I sink into these false worlds the way I sink into my bed on a cold winter night. I draw an intense comfort from then, from having an entirely new world to escape to, where my job doesn’t exist and nobody has to pay rent on their new apartment and the problems matter so much more than they do in the real world. I would rather like vicariously through Aragorn or Elayne Trakand, and try to save the world with them, than pay my cable bill do the dishes. I sometimes fantasize about ignoring my alarm, and just continuing to read rather than going to work. Even though I don’t, I sometimes find that I can recall facts about Randland before I can recall my schedule for the week.

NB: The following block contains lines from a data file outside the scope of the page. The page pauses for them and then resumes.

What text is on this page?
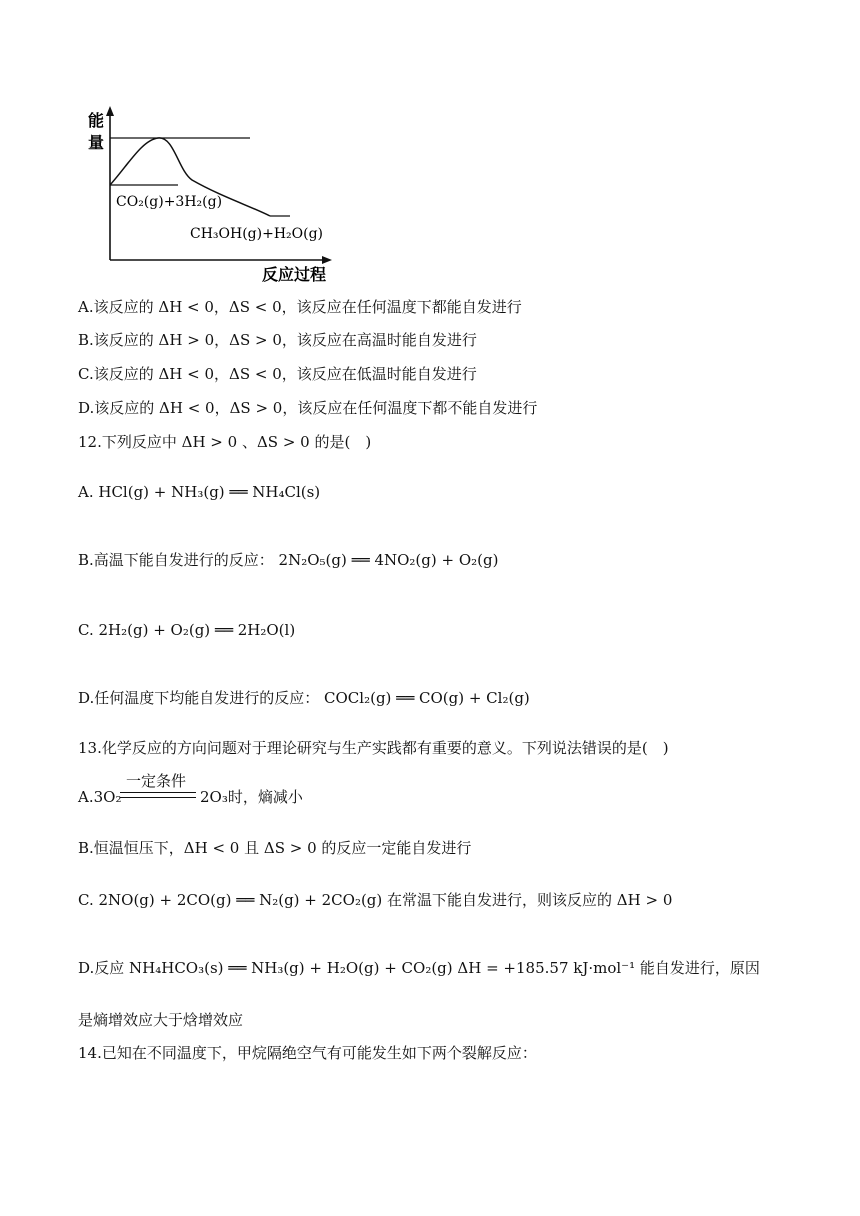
能
量
CO₂(g)+3H₂(g)
CH₃OH(g)+H₂O(g)
反应过程
A.该反应的 ΔH < 0，ΔS < 0，该反应在任何温度下都能自发进行
B.该反应的 ΔH > 0，ΔS > 0，该反应在高温时能自发进行
C.该反应的 ΔH < 0，ΔS < 0，该反应在低温时能自发进行
D.该反应的 ΔH < 0，ΔS > 0，该反应在任何温度下都不能自发进行
12.下列反应中 ΔH > 0 、ΔS > 0 的是(　)
A. HCl(g) + NH₃(g) ══ NH₄Cl(s)
B.高温下能自发进行的反应： 2N₂O₅(g) ══ 4NO₂(g) + O₂(g)
C. 2H₂(g) + O₂(g) ══ 2H₂O(l)
D.任何温度下均能自发进行的反应： COCl₂(g) ══ CO(g) + Cl₂(g)
13.化学反应的方向问题对于理论研究与生产实践都有重要的意义。下列说法错误的是(　)
一定条件
A.3O₂	2O₃时，熵减小
B.恒温恒压下，ΔH < 0 且 ΔS > 0 的反应一定能自发进行
C. 2NO(g) + 2CO(g) ══ N₂(g) + 2CO₂(g) 在常温下能自发进行，则该反应的 ΔH > 0
D.反应 NH₄HCO₃(s) ══ NH₃(g) + H₂O(g) + CO₂(g) ΔH = +185.57 kJ·mol⁻¹ 能自发进行，原因
是熵增效应大于焓增效应
14.已知在不同温度下，甲烷隔绝空气有可能发生如下两个裂解反应：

I have to defend myself here. Yes, I might be using books to escape the things that I dislike about my real life—I’ve been doing this for over 20 years now, I don’t think I’m going to stop now. But I don’t think it’s a bad thing. Everyone needs their escape. EVERYONE. Some people drink wine (alright, alright, I’m in that category too). Others play violent video games, or cut themselves, or take their anger and frustration out on their partners and children. In 30 Rock, Liz Lemon’s is eating junk food, and when Pete’s alone time is taken away he starts sticking pushpins into himself. I choose to engage in an activity that brings me, I feel, closer to humanity. I connect with Tolkein and Jordan by reading their very thoughts, an act Stephen King once described as mind reading. And I have an instant connection with anyone who has ever read either of these series—in particular to fans of Jordan, for we seem to be few and far between. In my mind, forging a connection with humanity is a good that overrides any bad I may be doing to myself by ignoring my real life problems by burying them in literature.